第2話 ふたりのスクランブルハンター



「──しっかし……王様も人使いが荒いよなぁ」


 それは学校帰りの道草で漏らす愚痴のようにも聞こえる。

 何気なく開いた口から、ため息混じりにバキの声がした。


 草原の国「エクスダッシュ」を北上する馬車があった。エクスダッシュ国は、剣士バキの祖国だ。その馬車が向かう先には雪原の国がある。

 雪原の国の名は、「ゲートオブクロニクル」という。


「王が人を使わずして、なにを成すというのだ。……それに、人ではないがな」

「……わかってるよぅ。兵だと言いたいんだろ?」

「ただの兵なら人とかわらんよ」

「あん?」

「わしらは王様の駒なのじゃ。緊急事態ゆえに駆り出されたのだから」


 エクスダッシュ国王からの任命を受け、剣士バキと命運をともにする男。

 隣の席で受け答えするのが魔法使いのルク。バキの相棒だ。


「その緊急事態って、よその国じゃんか。今回もてっきり母国での活躍だと思って張り切って馳せ参じてみれば……。

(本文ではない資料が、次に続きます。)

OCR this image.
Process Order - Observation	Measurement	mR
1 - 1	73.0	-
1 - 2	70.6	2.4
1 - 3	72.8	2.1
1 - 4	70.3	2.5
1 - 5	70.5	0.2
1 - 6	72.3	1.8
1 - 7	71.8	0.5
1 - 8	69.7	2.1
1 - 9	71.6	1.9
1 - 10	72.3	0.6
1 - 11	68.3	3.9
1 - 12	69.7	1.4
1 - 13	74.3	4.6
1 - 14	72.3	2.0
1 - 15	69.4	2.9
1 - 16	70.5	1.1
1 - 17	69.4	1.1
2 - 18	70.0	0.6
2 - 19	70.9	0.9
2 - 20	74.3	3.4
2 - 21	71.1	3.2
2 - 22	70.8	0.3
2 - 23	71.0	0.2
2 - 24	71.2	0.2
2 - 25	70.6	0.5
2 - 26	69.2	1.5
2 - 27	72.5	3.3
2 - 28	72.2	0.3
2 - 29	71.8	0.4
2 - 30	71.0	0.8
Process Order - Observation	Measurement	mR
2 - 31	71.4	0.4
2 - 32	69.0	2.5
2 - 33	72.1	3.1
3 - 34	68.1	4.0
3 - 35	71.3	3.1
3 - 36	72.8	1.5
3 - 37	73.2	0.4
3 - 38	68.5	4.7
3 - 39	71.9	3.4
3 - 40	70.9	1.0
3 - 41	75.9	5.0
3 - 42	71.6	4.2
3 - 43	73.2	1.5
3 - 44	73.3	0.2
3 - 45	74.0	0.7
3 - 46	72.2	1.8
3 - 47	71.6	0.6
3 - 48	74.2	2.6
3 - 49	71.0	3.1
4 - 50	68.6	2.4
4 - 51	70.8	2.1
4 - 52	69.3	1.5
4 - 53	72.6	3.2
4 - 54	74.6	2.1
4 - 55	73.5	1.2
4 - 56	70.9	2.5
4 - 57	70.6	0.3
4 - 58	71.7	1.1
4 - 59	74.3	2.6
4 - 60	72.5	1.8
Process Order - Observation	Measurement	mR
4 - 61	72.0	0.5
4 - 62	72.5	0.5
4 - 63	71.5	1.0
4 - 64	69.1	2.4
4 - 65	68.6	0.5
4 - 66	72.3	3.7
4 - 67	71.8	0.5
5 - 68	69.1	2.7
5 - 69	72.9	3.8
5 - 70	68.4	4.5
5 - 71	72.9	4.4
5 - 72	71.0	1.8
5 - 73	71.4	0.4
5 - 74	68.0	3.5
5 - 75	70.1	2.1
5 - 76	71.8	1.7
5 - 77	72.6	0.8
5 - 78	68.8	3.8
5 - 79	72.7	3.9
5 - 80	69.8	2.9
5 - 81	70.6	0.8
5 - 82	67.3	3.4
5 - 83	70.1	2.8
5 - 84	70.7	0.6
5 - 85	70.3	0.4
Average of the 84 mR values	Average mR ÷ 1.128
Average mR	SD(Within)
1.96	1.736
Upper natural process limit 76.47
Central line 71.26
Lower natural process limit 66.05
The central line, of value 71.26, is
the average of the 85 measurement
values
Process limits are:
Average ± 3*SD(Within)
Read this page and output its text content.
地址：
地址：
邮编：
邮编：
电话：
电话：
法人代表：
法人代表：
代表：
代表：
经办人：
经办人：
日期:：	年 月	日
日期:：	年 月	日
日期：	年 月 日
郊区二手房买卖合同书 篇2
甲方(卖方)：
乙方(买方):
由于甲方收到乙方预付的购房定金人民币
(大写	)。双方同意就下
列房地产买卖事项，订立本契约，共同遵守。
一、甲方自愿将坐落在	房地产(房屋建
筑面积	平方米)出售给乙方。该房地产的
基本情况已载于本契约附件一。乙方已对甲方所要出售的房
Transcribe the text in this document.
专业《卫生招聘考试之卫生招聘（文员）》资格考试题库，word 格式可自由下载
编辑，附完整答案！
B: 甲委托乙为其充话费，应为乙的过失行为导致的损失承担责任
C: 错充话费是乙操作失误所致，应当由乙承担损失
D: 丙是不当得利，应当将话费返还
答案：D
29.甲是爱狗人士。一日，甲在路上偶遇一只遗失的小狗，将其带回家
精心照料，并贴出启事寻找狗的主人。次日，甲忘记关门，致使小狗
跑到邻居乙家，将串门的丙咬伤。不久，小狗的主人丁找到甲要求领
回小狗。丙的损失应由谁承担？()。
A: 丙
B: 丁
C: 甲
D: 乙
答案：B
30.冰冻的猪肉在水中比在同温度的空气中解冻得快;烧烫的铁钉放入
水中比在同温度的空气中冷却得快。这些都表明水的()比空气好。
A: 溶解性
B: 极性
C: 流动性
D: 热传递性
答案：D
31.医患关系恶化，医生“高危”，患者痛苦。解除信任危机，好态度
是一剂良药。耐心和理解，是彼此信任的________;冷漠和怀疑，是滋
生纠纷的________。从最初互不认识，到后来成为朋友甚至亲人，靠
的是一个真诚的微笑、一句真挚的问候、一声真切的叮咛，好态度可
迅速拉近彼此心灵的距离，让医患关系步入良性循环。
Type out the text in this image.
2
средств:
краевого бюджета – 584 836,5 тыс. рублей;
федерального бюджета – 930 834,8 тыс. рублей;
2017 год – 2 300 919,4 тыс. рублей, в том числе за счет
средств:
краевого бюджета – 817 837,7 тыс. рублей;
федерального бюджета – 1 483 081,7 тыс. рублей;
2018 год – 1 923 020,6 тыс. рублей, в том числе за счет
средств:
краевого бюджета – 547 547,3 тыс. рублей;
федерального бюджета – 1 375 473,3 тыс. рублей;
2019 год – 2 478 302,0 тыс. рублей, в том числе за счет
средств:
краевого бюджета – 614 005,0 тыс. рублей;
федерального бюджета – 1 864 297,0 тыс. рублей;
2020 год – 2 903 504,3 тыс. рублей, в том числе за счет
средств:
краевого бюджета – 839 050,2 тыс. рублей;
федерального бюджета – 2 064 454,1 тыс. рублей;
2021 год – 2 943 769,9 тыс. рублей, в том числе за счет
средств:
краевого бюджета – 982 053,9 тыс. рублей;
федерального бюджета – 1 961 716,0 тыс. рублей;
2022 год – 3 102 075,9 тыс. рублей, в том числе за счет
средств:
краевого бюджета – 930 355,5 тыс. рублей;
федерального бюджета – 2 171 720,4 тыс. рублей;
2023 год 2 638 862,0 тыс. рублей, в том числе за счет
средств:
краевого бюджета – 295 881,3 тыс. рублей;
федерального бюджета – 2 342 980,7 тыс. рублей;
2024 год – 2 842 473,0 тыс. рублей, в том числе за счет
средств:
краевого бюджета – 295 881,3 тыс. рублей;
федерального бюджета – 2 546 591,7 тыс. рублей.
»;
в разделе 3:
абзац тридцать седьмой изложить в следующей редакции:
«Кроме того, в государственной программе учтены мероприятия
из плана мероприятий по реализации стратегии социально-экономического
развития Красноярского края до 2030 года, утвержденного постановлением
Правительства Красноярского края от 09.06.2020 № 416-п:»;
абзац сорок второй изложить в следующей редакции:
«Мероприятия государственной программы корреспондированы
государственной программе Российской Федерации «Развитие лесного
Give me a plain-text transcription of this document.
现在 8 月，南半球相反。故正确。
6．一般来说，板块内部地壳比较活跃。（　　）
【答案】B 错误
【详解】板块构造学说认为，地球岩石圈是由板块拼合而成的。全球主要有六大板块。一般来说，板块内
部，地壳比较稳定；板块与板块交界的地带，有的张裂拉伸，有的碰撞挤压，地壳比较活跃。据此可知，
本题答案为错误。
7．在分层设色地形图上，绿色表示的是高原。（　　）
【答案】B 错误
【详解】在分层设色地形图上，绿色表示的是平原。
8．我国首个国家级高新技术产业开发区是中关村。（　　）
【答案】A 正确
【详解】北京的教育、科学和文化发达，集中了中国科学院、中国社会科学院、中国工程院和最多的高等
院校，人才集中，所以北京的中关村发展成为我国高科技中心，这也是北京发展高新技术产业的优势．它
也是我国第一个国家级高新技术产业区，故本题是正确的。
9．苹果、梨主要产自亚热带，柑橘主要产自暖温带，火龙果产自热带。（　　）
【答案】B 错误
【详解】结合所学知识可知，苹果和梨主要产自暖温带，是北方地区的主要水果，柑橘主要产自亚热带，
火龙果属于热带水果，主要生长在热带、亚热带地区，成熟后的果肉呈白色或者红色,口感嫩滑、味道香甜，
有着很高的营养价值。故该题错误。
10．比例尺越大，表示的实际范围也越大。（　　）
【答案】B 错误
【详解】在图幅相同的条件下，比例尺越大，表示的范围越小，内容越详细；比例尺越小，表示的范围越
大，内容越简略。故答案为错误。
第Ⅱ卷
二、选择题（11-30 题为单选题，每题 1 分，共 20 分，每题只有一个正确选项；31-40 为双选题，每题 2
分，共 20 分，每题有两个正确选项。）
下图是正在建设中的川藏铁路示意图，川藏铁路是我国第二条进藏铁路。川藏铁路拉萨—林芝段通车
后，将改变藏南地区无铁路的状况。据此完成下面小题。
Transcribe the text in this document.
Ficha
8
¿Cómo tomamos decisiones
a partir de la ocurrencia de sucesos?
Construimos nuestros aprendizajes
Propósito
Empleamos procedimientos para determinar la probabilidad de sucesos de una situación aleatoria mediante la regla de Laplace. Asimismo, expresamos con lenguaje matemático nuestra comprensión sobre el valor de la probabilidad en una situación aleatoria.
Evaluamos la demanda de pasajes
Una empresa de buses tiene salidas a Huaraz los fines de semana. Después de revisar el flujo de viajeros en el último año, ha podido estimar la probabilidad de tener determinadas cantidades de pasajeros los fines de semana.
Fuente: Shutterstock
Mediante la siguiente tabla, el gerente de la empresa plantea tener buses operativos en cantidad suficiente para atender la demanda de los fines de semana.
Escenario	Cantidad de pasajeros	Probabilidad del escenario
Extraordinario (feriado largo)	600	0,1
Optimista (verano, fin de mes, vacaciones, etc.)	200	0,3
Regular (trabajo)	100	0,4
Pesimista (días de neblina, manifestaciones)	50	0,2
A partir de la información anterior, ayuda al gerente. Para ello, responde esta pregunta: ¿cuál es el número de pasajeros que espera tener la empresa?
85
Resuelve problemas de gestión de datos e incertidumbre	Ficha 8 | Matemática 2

SSランク任務、その報酬は旨そうだけどね」

「任務報酬いがいでお前さんが働いたのを、わしは見た記憶がないがな」


 任務ランクは高難度のレベル帯だ。報酬も別格であろう。それも王命ともなれば尚更のことだ。別格の報酬に飛びついたはいいが、任務内容に問題でもあるような口振りだ。

 そういえば、馬車は北上し異国へ向かっていたのだな。

 草原の国といえば、暖かく緑が豊かで水脈も豊富な印象だ。向かう地は雪原だということだから、バキは寒さが苦手なのかもしれない。


 だが王命を賜れる武官など、そう数多くはいまい。だが光栄の極みで胸が高鳴っているわけではなさそうだ。緊急事態というルクの台詞も気になるところだ。

 冷え込みに備えて毛皮のマントやフードでも着込んでいるのが常人だ。だが2人は至って軽装だった。バキは小柄で細身の青年。竜の鱗をあしらった銀色のスケイルメイル。ルクはシックな魔法のローブを着ていた。


「お前さん、震えておるのか?」

「そんなわけあるか! 討伐なら十八番だぜ?」

「ほれ」ルクはバキの膝元に手をかざした。暖炉に揺れる火のような光が見えた。

「あぁ、それはありがたい」


 差し伸べられたルクの手に身を任せて、ほっとした顔でバキが白い息をはいた。

 氷結耐性の魔法を施してやったのだ。


「聞くところによると、クロニクルは壊滅の噂も流れているとか」

「まぁ何だ。その隣国の状況を視察に行くのが我々の第一の任務じゃ」

「側近兵士が王様に耳打ちしたのを聞いちまった。異界の怪物だって……」

「うむ、魔族ならこれまでいくらでも倒して来たじゃろ。少々手強かろうとも臆することなどない。最強の剣士どの」


 バキは怪物と言いながら、ルクの顔色をうかがった。

 日常的に2人の間にそんな会話があるのだろうか。

 ルクがそのように言って持ち上げてくれることを期待していたように。


「ルクは随分と乗り気だな。なんか大技でも編み出したのか?」

「……いや、それもあるがな」

「ふん、知ってるよ。このところ魔法具を新調したから、試したくてウズウズしてんじゃないの?」

「バキだってデカブツと聞けば、レベルあげに飛んで行くくせに」

「飛んでいった記憶はないが……」

「ないとは言わせんわ! 魔法の絨毯に乗せろ、乗せろとどんだけせがまれたことか」

「せこい性格直してくんない? そんなこと蒸し返すなよっ」


 会話が弾む内に2人の表情は、駆け出しの冒険者のように柔和になっていた。

 馬車の馬は2人の兵士が手綱を握り、結構なスピードで飛ばしていた。

 その間、兵士が背後を振り向き、この2人の楽し気な会話に耳をかたむける様子はなかった。


「ルク様、もう少しでクロニクルの一角に突入します。私どもはそこらへんで待機することになります! ご武運を」


 馬番の兵士の出番は、どうやら移動だけのようだ。

 そこから先は大駒の出番ということか。